Income Taxes: The Company accounts for income taxes under SFAS 109, "Accounting for Income Taxes." This Statement uses an
asset and liability approach for the expected future tax consequences of events that have been recognized in the Company's
financial statements or tax returns. Deferred income taxes are provided to reflect the differences between the tax bases of assets and
liabilities and their reported amounts in the financial statements.
Earnings Per Share: Basic earnings per share is based on the weighted-average number of common shares outstanding during the
year. The weighted average number of common shares used in the diluted earnings per share calculation include the incremental
effect related to outstanding options and stock appreciation rights (SARS) whose market price is in excess of the grant price. Shares
potentially issuable under convertible securities have been considered outstanding for purposes of the diluted earnings per share
calculations. In computing diluted earnings per share, the after-tax interest expense related to convertible securities is added back to
net income in the numerator, while the number of shares used in the denominator include the shares issuable upon conversion of the
securities.
Stock-Based Compensation: Beginning in 2003, the Company has been accounting for employee stock options as compensation
expense in accordance with SFAS 123, "Accounting for Stock-Based Compensation." SFAS 148, "Accounting for Stock-Based
Compensation – Transition and Disclosure, an amendment of FASB Statement No. 123", provides alternative methods of
transitioning to the fair-value based method of accounting for employee stock options as compensation expense. The Company is
using the "prospective method" of SFAS 148 and is expensing the fair value of new employee option grants awarded subsequent to
2002.
Prior to 2003, the Company had accounted for employee share options under the intrinsic method of Accounting Principles Board
Opinion 25. Compensation expense determined under the fair-value based method of SFAS 123 relating to newly issued awards as
well as the unvested portion of the previously issued awards would have resulted in proforma reported net income and net earnings
per share as follows:
(In thousands, except per share data) 2005 2004 2003
Net income (loss) as reported $198,925 $331,227 $(224,687)

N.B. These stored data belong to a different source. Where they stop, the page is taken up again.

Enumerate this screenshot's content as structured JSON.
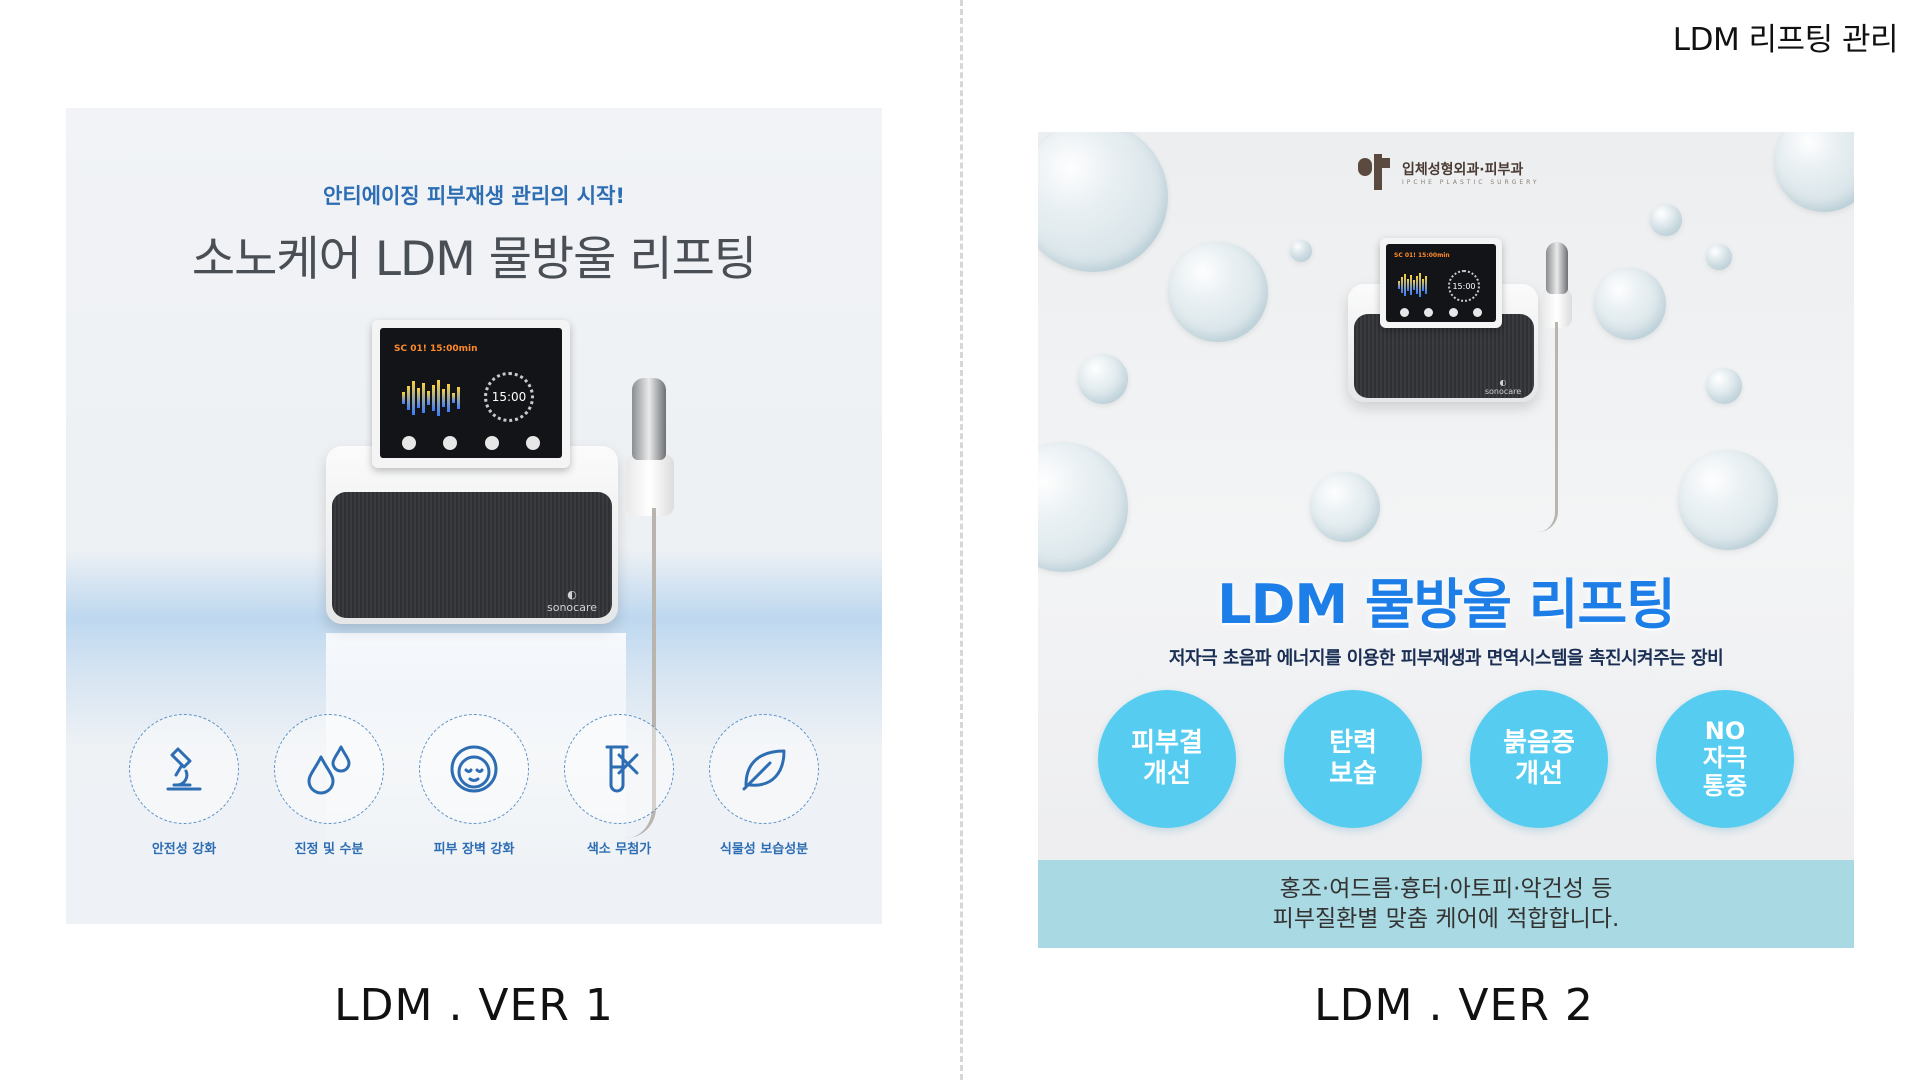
{
  "header": {
    "title": "LDM 리프팅 관리"
  },
  "versions": [
    {
      "label": "LDM . VER 1"
    },
    {
      "label": "LDM . VER 2"
    }
  ],
  "panel1": {
    "subtitle": "안티에이징 피부재생 관리의 시작!",
    "title": "소노케어 LDM 물방울 리프팅",
    "device": {
      "screen_header": "SC 01!  15:00min",
      "timer": "15:00",
      "brand": "sonocare"
    },
    "features": [
      {
        "label": "안전성 강화",
        "icon": "microscope-icon"
      },
      {
        "label": "진정 및 수분",
        "icon": "water-drops-icon"
      },
      {
        "label": "피부 장벽 강화",
        "icon": "face-icon"
      },
      {
        "label": "색소 무첨가",
        "icon": "no-dye-test-tube-icon"
      },
      {
        "label": "식물성 보습성분",
        "icon": "leaf-icon"
      }
    ],
    "colors": {
      "accent": "#2d6db3"
    }
  },
  "panel2": {
    "logo_text": "입체성형외과·피부과",
    "logo_sub": "IPCHE PLASTIC SURGERY",
    "device": {
      "screen_header": "SC 01!  15:00min",
      "timer": "15:00",
      "brand": "sonocare"
    },
    "title": "LDM 물방울 리프팅",
    "description": "저자극 초음파 에너지를 이용한 피부재생과 면역시스템을 촉진시켜주는 장비",
    "benefits": [
      {
        "label": "피부결\n개선"
      },
      {
        "label": "탄력\n보습"
      },
      {
        "label": "붉음증\n개선"
      },
      {
        "label": "NO\n자극\n통증"
      }
    ],
    "footer": "홍조·여드름·흉터·아토피·악건성 등\n피부질환별 맞춤 케어에 적합합니다.",
    "colors": {
      "title": "#1e7ee8",
      "circle": "#56cdf0",
      "footer_bg": "#a9d9e2"
    }
  }
}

Add back: Stock-based compensation expense included in reported net income, net of related tax
effects 2,280 1,729 609
Deduct: Stock-based compensation expense determined under fair-value method, net of related
tax effects (5,742) (6,346) (6,179)
Proforma net income (loss) $195,463 $326,610 $(230,257)
Basic Earnings Per Share:
As reported $ 0.68 $ 1.14 $ (0.76)
Proforma 0.67 1.12 (0.78)
Diluted Earnings Per Share:
As reported $ 0.67 $ 1.11 $ (0.76)
Proforma 0.66 1.09 (0.78)
See the "Shareholders' Equity" note to the Consolidated Financial Statements for a description of the assumptions used to compute
the above stock based compensation expense.

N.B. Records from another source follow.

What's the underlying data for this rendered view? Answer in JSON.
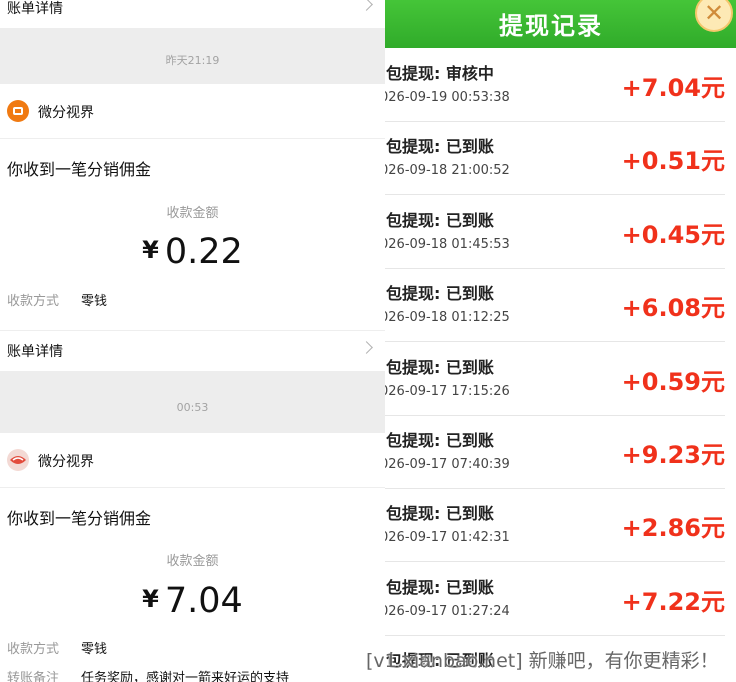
{
  "left": {
    "top_row": {
      "label": "账单详情"
    },
    "entries": [
      {
        "timestamp": "昨天21:19",
        "app_name": "微分视界",
        "title": "你收到一笔分销佣金",
        "amount_label": "收款金额",
        "currency": "¥",
        "amount": "0.22",
        "fields": [
          {
            "key": "收款方式",
            "value": "零钱"
          }
        ],
        "detail_label": "账单详情"
      },
      {
        "timestamp": "00:53",
        "app_name": "微分视界",
        "title": "你收到一笔分销佣金",
        "amount_label": "收款金额",
        "currency": "¥",
        "amount": "7.04",
        "fields": [
          {
            "key": "收款方式",
            "value": "零钱"
          },
          {
            "key": "转账备注",
            "value": "任务奖励，感谢对一箭来好运的支持"
          }
        ]
      }
    ]
  },
  "right": {
    "title": "提现记录",
    "close_icon": "close-icon",
    "records": [
      {
        "title": "I包提现: 审核中",
        "date": "026-09-19 00:53:38",
        "amount": "+7.04元"
      },
      {
        "title": "I包提现: 已到账",
        "date": "026-09-18 21:00:52",
        "amount": "+0.51元"
      },
      {
        "title": "I包提现: 已到账",
        "date": "026-09-18 01:45:53",
        "amount": "+0.45元"
      },
      {
        "title": "I包提现: 已到账",
        "date": "026-09-18 01:12:25",
        "amount": "+6.08元"
      },
      {
        "title": "I包提现: 已到账",
        "date": "026-09-17 17:15:26",
        "amount": "+0.59元"
      },
      {
        "title": "I包提现: 已到账",
        "date": "026-09-17 07:40:39",
        "amount": "+9.23元"
      },
      {
        "title": "I包提现: 已到账",
        "date": "026-09-17 01:42:31",
        "amount": "+2.86元"
      },
      {
        "title": "I包提现: 已到账",
        "date": "026-09-17 01:27:24",
        "amount": "+7.22元"
      },
      {
        "title": "I包提现: 已到账",
        "date": "",
        "amount": ""
      }
    ]
  },
  "watermark": "[v1.xianbao.net] 新赚吧，有你更精彩！",
  "colors": {
    "accent_green": "#39b830",
    "amount_red": "#f0311b",
    "app_icon_orange": "#f07a12"
  }
}
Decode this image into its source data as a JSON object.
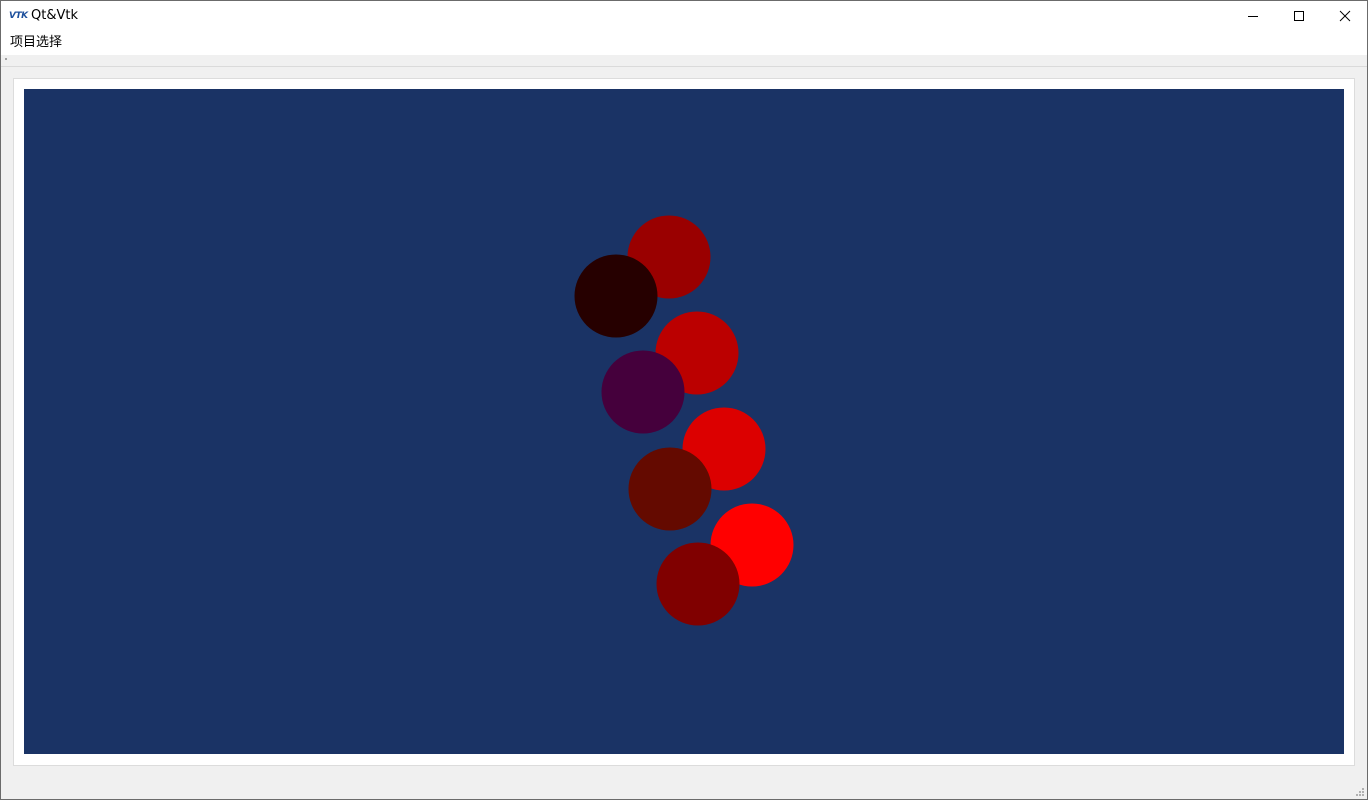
{
  "window": {
    "title": "Qt&Vtk",
    "app_icon_text": "VTK",
    "app_icon": "vtk-logo-icon",
    "controls": {
      "minimize_icon": "minimize-icon",
      "maximize_icon": "maximize-icon",
      "close_icon": "close-icon"
    }
  },
  "menubar": {
    "items": [
      {
        "label": "项目选择"
      }
    ]
  },
  "render_view": {
    "background_color": "#1a3365",
    "spheres": [
      {
        "color": "#9a0000"
      },
      {
        "color": "#260000"
      },
      {
        "color": "#bb0000"
      },
      {
        "color": "#45003c"
      },
      {
        "color": "#dc0000"
      },
      {
        "color": "#640a00"
      },
      {
        "color": "#ff0000"
      },
      {
        "color": "#800000"
      }
    ]
  }
}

Newly Issued Accounting Statements and Positions: In December 2004, the FASB issued SFAS 123 (revised 2004), "Share-Based
Payment" (SFAS 123(R)). This Statement replaces SFAS 123, "Accounting for Stock-Based Compensation", and supersedes APB
Opinion No. 25, "Accounting for Stock Issued to Employees". SFAS 123(R) requires that stock options and share grants be
recorded at fair value and this value is recognized as compensation expense over the vesting period. The Statement requires that
compensation expense be recorded for newly issued awards as well as the unvested portion of previously issued awards that remain
outstanding as of the effective date of this Statement. The provisions of this Statement become effective beginning with the
Company's 2006 fiscal year (January 1, 2006). The Company had previously disclosed that it had expected to restate prior periods
as if this Statement were in effect for all periods. As permitted by this Statement, the Company will instead prospectively apply the
provisions of this Statement effective January 1, 2006. The Company currently estimates that the adoption of this Statement will
reduce earnings per share in 2006 by approximately $.01.

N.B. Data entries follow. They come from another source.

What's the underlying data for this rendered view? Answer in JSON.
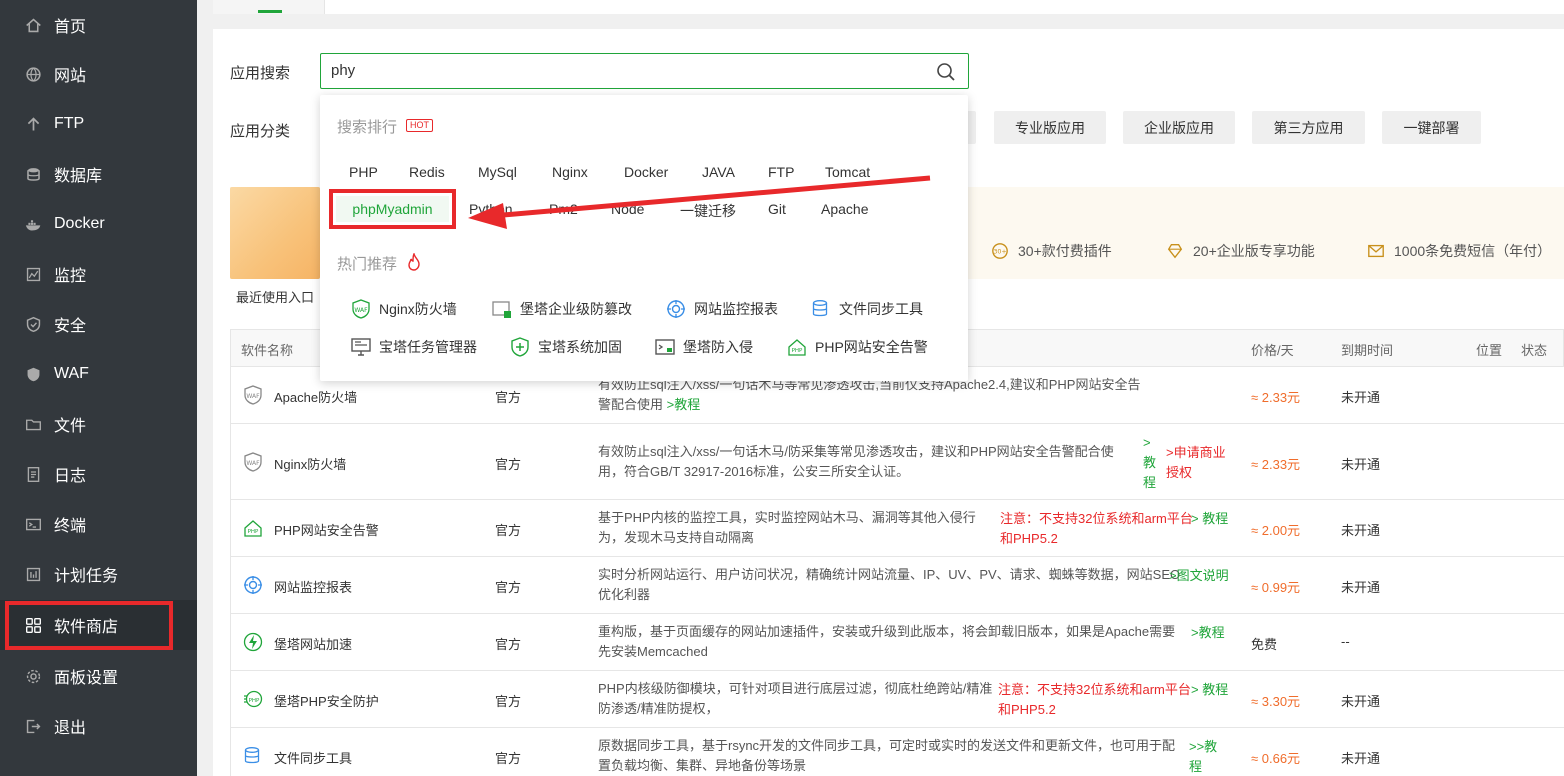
{
  "sidebar": {
    "items": [
      {
        "label": "首页",
        "icon": "home-icon"
      },
      {
        "label": "网站",
        "icon": "globe-icon"
      },
      {
        "label": "FTP",
        "icon": "ftp-icon"
      },
      {
        "label": "数据库",
        "icon": "database-icon"
      },
      {
        "label": "Docker",
        "icon": "docker-icon"
      },
      {
        "label": "监控",
        "icon": "monitor-icon"
      },
      {
        "label": "安全",
        "icon": "shield-icon"
      },
      {
        "label": "WAF",
        "icon": "waf-shield-icon"
      },
      {
        "label": "文件",
        "icon": "folder-icon"
      },
      {
        "label": "日志",
        "icon": "log-icon"
      },
      {
        "label": "终端",
        "icon": "terminal-icon"
      },
      {
        "label": "计划任务",
        "icon": "schedule-icon"
      },
      {
        "label": "软件商店",
        "icon": "app-store-icon",
        "active": true
      },
      {
        "label": "面板设置",
        "icon": "settings-icon"
      },
      {
        "label": "退出",
        "icon": "logout-icon"
      }
    ]
  },
  "search": {
    "label": "应用搜索",
    "value": "phy"
  },
  "category": {
    "label": "应用分类",
    "buttons": [
      "专业版应用",
      "企业版应用",
      "第三方应用",
      "一键部署"
    ]
  },
  "banner": {
    "features": [
      "30+款付费插件",
      "20+企业版专享功能",
      "1000条免费短信（年付）"
    ]
  },
  "recent_label": "最近使用入口",
  "table": {
    "headers": {
      "name": "软件名称",
      "price": "价格/天",
      "expire": "到期时间",
      "position": "位置",
      "status": "状态"
    },
    "rows": [
      {
        "name": "Apache防火墙",
        "icon": "waf-icon",
        "developer": "官方",
        "desc": "有效防止sql注入/xss/一句话木马等常见渗透攻击,当前仅支持Apache2.4,建议和PHP网站安全告警配合使用",
        "link": ">教程",
        "warn": "",
        "price": "≈ 2.33元",
        "expire": "未开通"
      },
      {
        "name": "Nginx防火墙",
        "icon": "waf-icon",
        "developer": "官方",
        "desc": "有效防止sql注入/xss/一句话木马/防采集等常见渗透攻击，建议和PHP网站安全告警配合使用，符合GB/T 32917-2016标准，公安三所安全认证。",
        "link": "> 教程",
        "warn": ">申请商业授权",
        "price": "≈ 2.33元",
        "expire": "未开通"
      },
      {
        "name": "PHP网站安全告警",
        "icon": "php-alert-icon",
        "developer": "官方",
        "desc": "基于PHP内核的监控工具，实时监控网站木马、漏洞等其他入侵行为，发现木马支持自动隔离",
        "link": "> 教程",
        "warn": "注意：不支持32位系统和arm平台和PHP5.2",
        "price": "≈ 2.00元",
        "expire": "未开通"
      },
      {
        "name": "网站监控报表",
        "icon": "site-monitor-icon",
        "developer": "官方",
        "desc": "实时分析网站运行、用户访问状况，精确统计网站流量、IP、UV、PV、请求、蜘蛛等数据，网站SEO优化利器",
        "link": ">图文说明",
        "warn": "",
        "price": "≈ 0.99元",
        "expire": "未开通"
      },
      {
        "name": "堡塔网站加速",
        "icon": "lightning-icon",
        "developer": "官方",
        "desc": "重构版，基于页面缓存的网站加速插件，安装或升级到此版本，将会卸载旧版本，如果是Apache需要先安装Memcached",
        "link": ">教程",
        "warn": "",
        "price": "免费",
        "expire": "--"
      },
      {
        "name": "堡塔PHP安全防护",
        "icon": "php-guard-icon",
        "developer": "官方",
        "desc": "PHP内核级防御模块，可针对项目进行底层过滤，彻底杜绝跨站/精准防渗透/精准防提权，",
        "link": "> 教程",
        "warn": "注意：不支持32位系统和arm平台和PHP5.2",
        "price": "≈ 3.30元",
        "expire": "未开通"
      },
      {
        "name": "文件同步工具",
        "icon": "sync-db-icon",
        "developer": "官方",
        "desc": "原数据同步工具，基于rsync开发的文件同步工具，可定时或实时的发送文件和更新文件，也可用于配置负载均衡、集群、异地备份等场景",
        "link": ">>教程",
        "warn": "",
        "price": "≈ 0.66元",
        "expire": "未开通"
      }
    ]
  },
  "dropdown": {
    "ranking_title": "搜索排行",
    "hot_badge": "HOT",
    "keywords_row1": [
      "PHP",
      "Redis",
      "MySql",
      "Nginx",
      "Docker",
      "JAVA",
      "FTP",
      "Tomcat"
    ],
    "keywords_row2": [
      "phpMyadmin",
      "Python",
      "Pm2",
      "Node",
      "一键迁移",
      "Git",
      "Apache"
    ],
    "recommend_title": "热门推荐",
    "recommend": [
      {
        "label": "Nginx防火墙",
        "icon": "waf-icon"
      },
      {
        "label": "堡塔企业级防篡改",
        "icon": "tamper-proof-icon"
      },
      {
        "label": "网站监控报表",
        "icon": "site-monitor-icon"
      },
      {
        "label": "文件同步工具",
        "icon": "sync-db-icon"
      },
      {
        "label": "宝塔任务管理器",
        "icon": "task-manager-icon"
      },
      {
        "label": "宝塔系统加固",
        "icon": "shield-plus-icon"
      },
      {
        "label": "堡塔防入侵",
        "icon": "anti-intrusion-icon"
      },
      {
        "label": "PHP网站安全告警",
        "icon": "php-alert-icon"
      }
    ]
  },
  "colors": {
    "accent": "#20a53a",
    "sidebar": "#33383d",
    "annotation": "#e8292b",
    "price": "#f06d2c"
  }
}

Recently Adopted Accounting Principles: The Company adopted the provisions of FASB Interpretation 47, "Accounting for
Conditional Asset Retirement Obligations" (FIN 47), an interpretation of FASB Statement 143 "Accounting for Asset Retirement
Obligations (SFAS 143). FIN 47 clarifies that an entity is required to recognize a liability for a conditional asset retirement
obligation when incurred if the fair value of the obligation can be reasonably estimated. This interpretation further clarified the term
"conditional asset retirement obligation", as used in SFAS 143, as a legal obligation to perform an asset retirement activity in which
the timing and/or method of settlement are conditional on a future event that may or may not be within control of the entity. FIN 47
is effective for companies no later than the end of their first fiscal year ending after December 15, 2005. The adoption of FIN 47 did
not have a significant impact on the Company.